I see (h/t to Kevin, MD) this remains a topic of debate amongst doctors, which is not surprising in the context of advances in technology and increasing constraints on time.

This author's reflections on how technological advancement has changed medicine including the social aspects of it really resonates with me, as I see fewer and fewer of my colleagues in the hospital at all due to the trend towards doctors going fully into hospitals or fully into offices and clinics, but no longer both.
  • I regret that more and more we seem to distrust our eyes (and almost all of dermatology for example relies on observation, as do a myriad of other diagnoses); we distrust our ears (and the tale the patient might tell us if we only listen long enough) and we distrust our senses. We are putting far too much emphasis on "test results" to tell us what to do next.
  • We see too little of our radiology colleagues because we don't go down there as much as we used to. It's a loss--it was great to show them a CAT scan or MRI and give them the clinical context, and then hear their opinion.

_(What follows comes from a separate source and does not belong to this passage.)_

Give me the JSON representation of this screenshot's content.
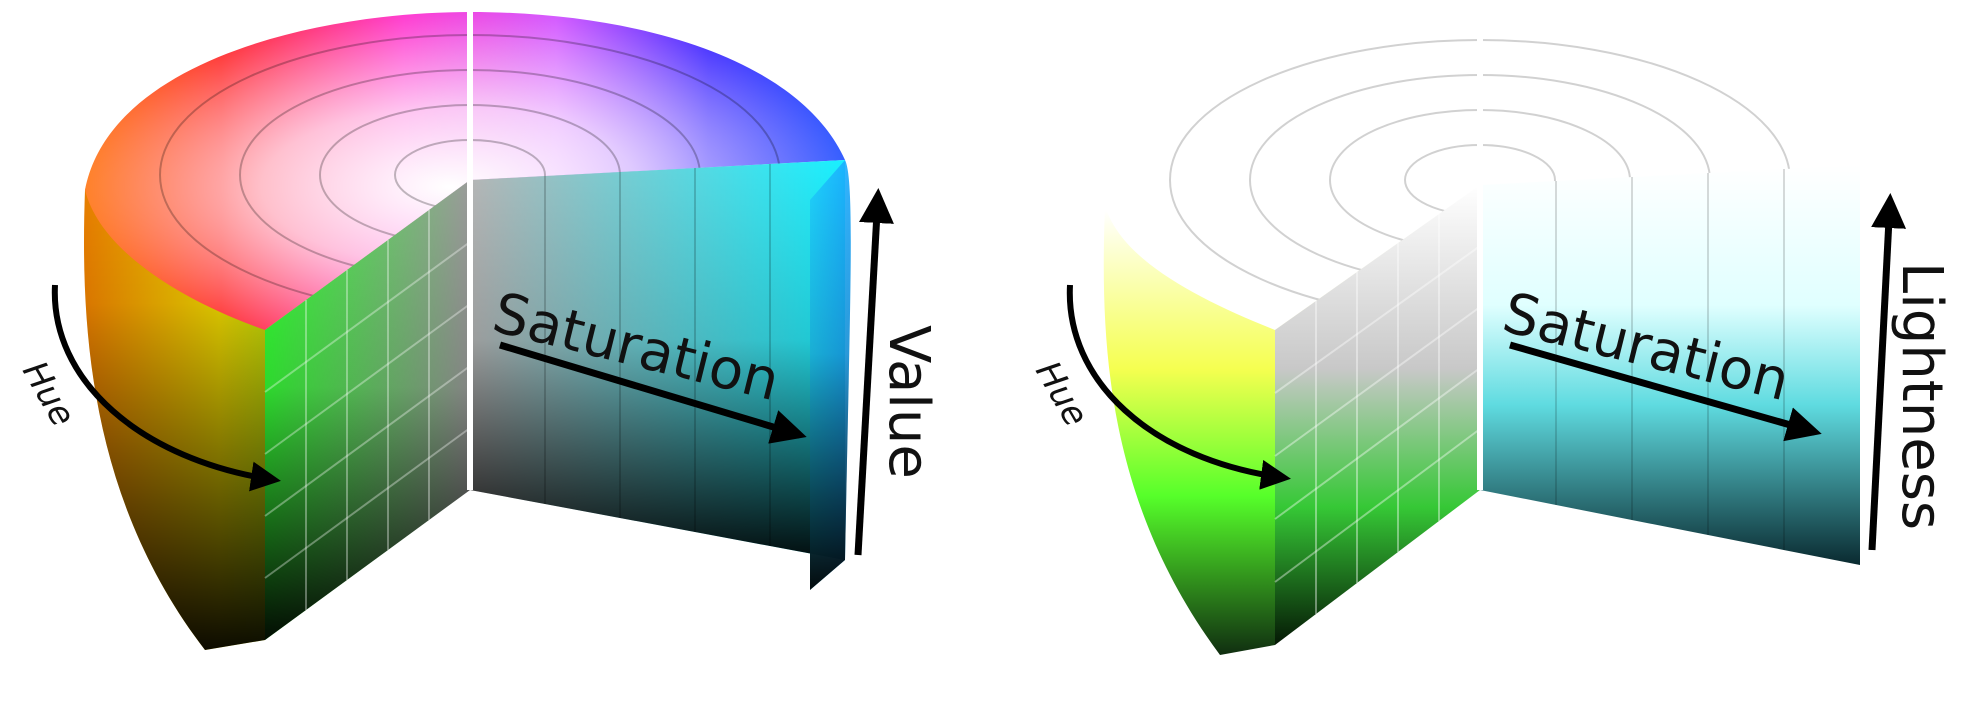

  • I miss the nurses' station with the chart racks which used to be the social center of each floor of the hospital. Since you can write your note from anywhere (including from Starbucks), we we wind up "talking" to each other through the medical record. We don't develop relationships that are good for coordinated patient care.

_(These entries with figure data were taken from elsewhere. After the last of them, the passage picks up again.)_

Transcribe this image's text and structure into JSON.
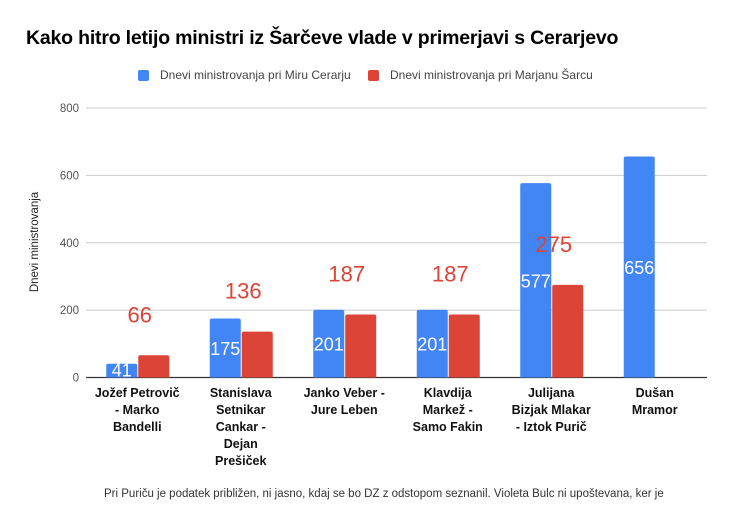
{
  "chart_data": {
    "type": "bar",
    "title": "Kako hitro letijo ministri iz Šarčeve vlade v primerjavi s Cerarjevo",
    "xlabel": "",
    "ylabel": "Dnevi ministrovanja",
    "ylim": [
      0,
      800
    ],
    "yticks": [
      0,
      200,
      400,
      600,
      800
    ],
    "grid": true,
    "legend_position": "top-center",
    "categories": [
      [
        "Jožef Petrovič",
        "- Marko",
        "Bandelli"
      ],
      [
        "Stanislava",
        "Setnikar",
        "Cankar -",
        "Dejan",
        "Prešiček"
      ],
      [
        "Janko Veber -",
        "Jure Leben"
      ],
      [
        "Klavdija",
        "Markež -",
        "Samo Fakin"
      ],
      [
        "Julijana",
        "Bizjak Mlakar",
        "- Iztok Purič"
      ],
      [
        "Dušan",
        "Mramor"
      ]
    ],
    "series": [
      {
        "name": "Dnevi ministrovanja pri Miru Cerarju",
        "color": "#4285f4",
        "values": [
          41,
          175,
          201,
          201,
          577,
          656
        ]
      },
      {
        "name": "Dnevi ministrovanja pri Marjanu Šarcu",
        "color": "#db4437",
        "values": [
          66,
          136,
          187,
          187,
          275,
          null
        ]
      }
    ],
    "footnote": "Pri Puriču je podatek približen,  ni jasno, kdaj se bo DZ z odstopom seznanil. Violeta Bulc ni upoštevana, ker je"
  }
}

  • I bemoan the fact that the art of bedside diagnosis is in danger of extinction. The people who invented these skills (beginning a hundred and fifty or more years ago) had to wait for an autopsy to reconcile what they saw or felt or heard on the outside of the body with what was actually going on inside. Now, we can make those correlations in real time; it should have made us superb at the bedside. Instead I worry we will get to a point where if you are missing a finger and show up in a hospital, no one will believe you till they get an MRI, CAT scan and an orthopedic consult.

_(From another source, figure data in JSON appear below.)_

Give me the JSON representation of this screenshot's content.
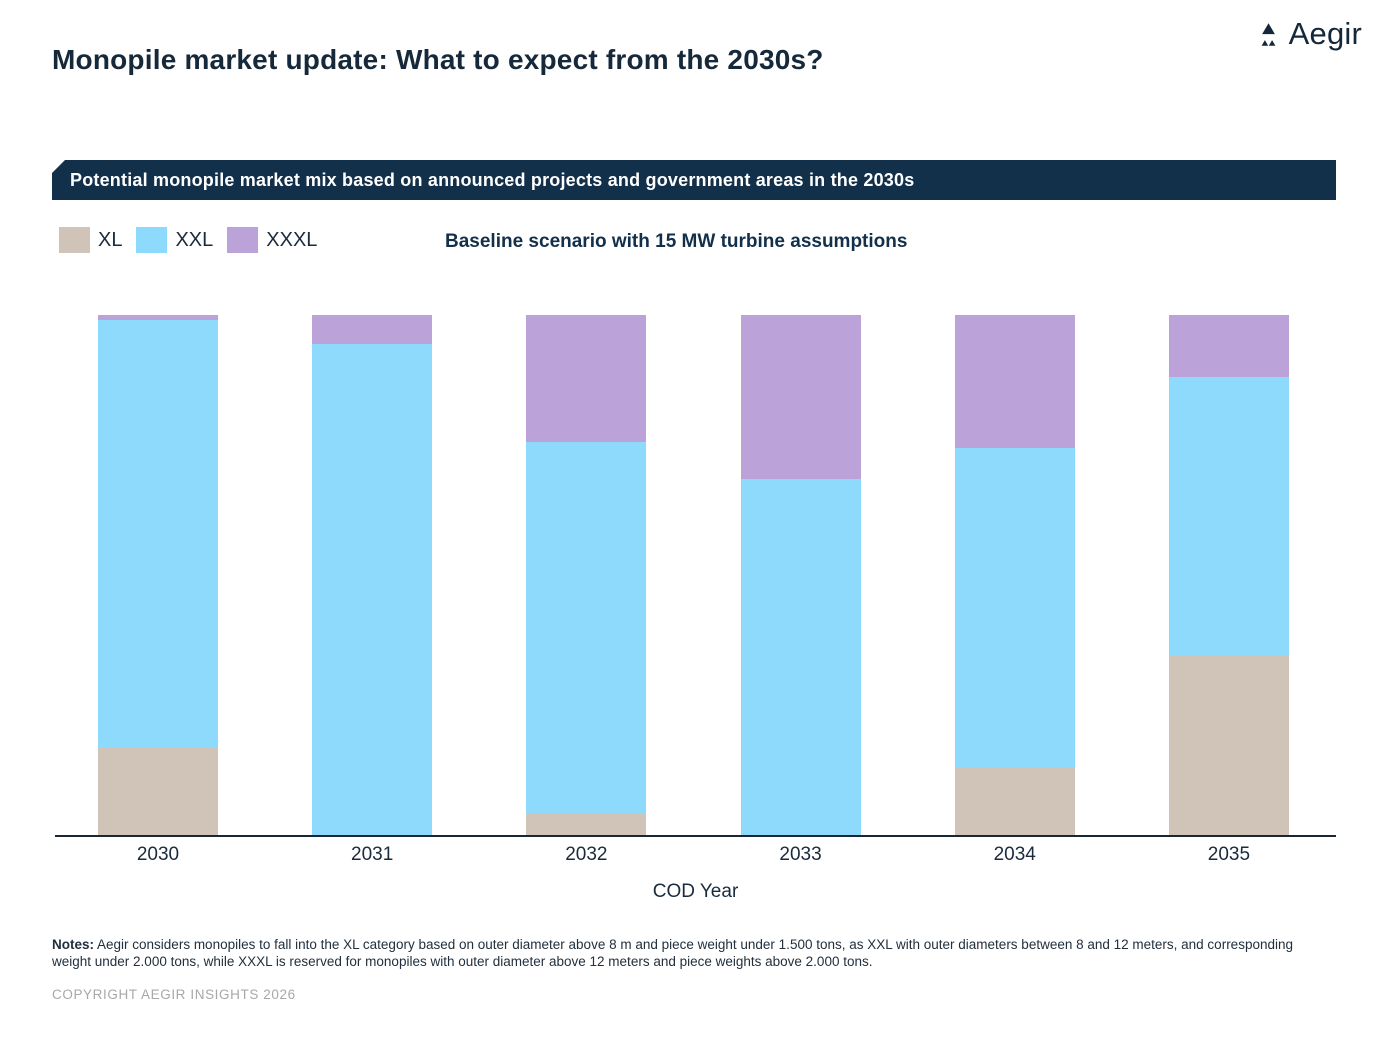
{
  "header": {
    "title": "Monopile market update: What to expect from the 2030s?",
    "logo_text": "Aegir"
  },
  "banner": {
    "text": "Potential monopile market mix based on announced projects and government areas in the 2030s",
    "background_color": "#13304b",
    "text_color": "#ffffff"
  },
  "subtitle": "Baseline scenario with 15 MW turbine assumptions",
  "legend": {
    "items": [
      {
        "label": "XL",
        "color": "#d0c4b8"
      },
      {
        "label": "XXL",
        "color": "#8ddafc"
      },
      {
        "label": "XXXL",
        "color": "#bba2d9"
      }
    ]
  },
  "chart_data": {
    "type": "bar",
    "stacked": true,
    "normalized_percent": true,
    "title": "Potential monopile market mix based on announced projects and government areas in the 2030s",
    "subtitle": "Baseline scenario with 15 MW turbine assumptions",
    "categories": [
      "2030",
      "2031",
      "2032",
      "2033",
      "2034",
      "2035"
    ],
    "series": [
      {
        "name": "XL",
        "color": "#d0c4b8",
        "values": [
          17,
          0,
          4,
          0,
          13,
          34.5
        ]
      },
      {
        "name": "XXL",
        "color": "#8ddafc",
        "values": [
          82,
          94.5,
          71.5,
          68.5,
          61.5,
          53.5
        ]
      },
      {
        "name": "XXXL",
        "color": "#bba2d9",
        "values": [
          1,
          5.5,
          24.5,
          31.5,
          25.5,
          12
        ]
      }
    ],
    "xlabel": "COD Year",
    "ylabel": "",
    "ylim": [
      0,
      100
    ],
    "grid": false,
    "legend_position": "top-left"
  },
  "footer": {
    "notes_label": "Notes:",
    "notes_text": " Aegir considers monopiles to fall into the XL category based on outer diameter above 8 m and piece weight under 1.500 tons, as XXL with outer diameters between 8 and 12 meters, and corresponding weight under 2.000 tons, while XXXL is reserved for monopiles with outer diameter above 12 meters and piece weights above 2.000 tons.",
    "copyright": "COPYRIGHT AEGIR INSIGHTS 2026"
  }
}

I think this writer sums up nicely the use of a guided examination in arriving at an accurate diagnosis, which not only allows effective treatment to be started without delay, but also avoids unnecessary tests, radiation exposure and cost to the patient.
We believe that the truth is somewhere in between. We argue that clinicians who are skilled at the bedside examination make better use of diagnostic tests and order fewer unnecessary tests. If, for example, you recognise that the patient’s chest pain is confined to a dermatome and is associated with hyperaesthesia, and if you spot a few early vesicles looking like dew drops on rose petals, you have diagnosed varicella zoster and spared the patient the electrocardiography, measurement of cardiac enzymes, chest radiography, spiral computed tomography, and the use of contrast that might otherwise be inevitable. And so many clinical signs, such as rebound tenderness, lid lag, tremor, clubbing, or hemiparesis cannot be discerned by any imaging test.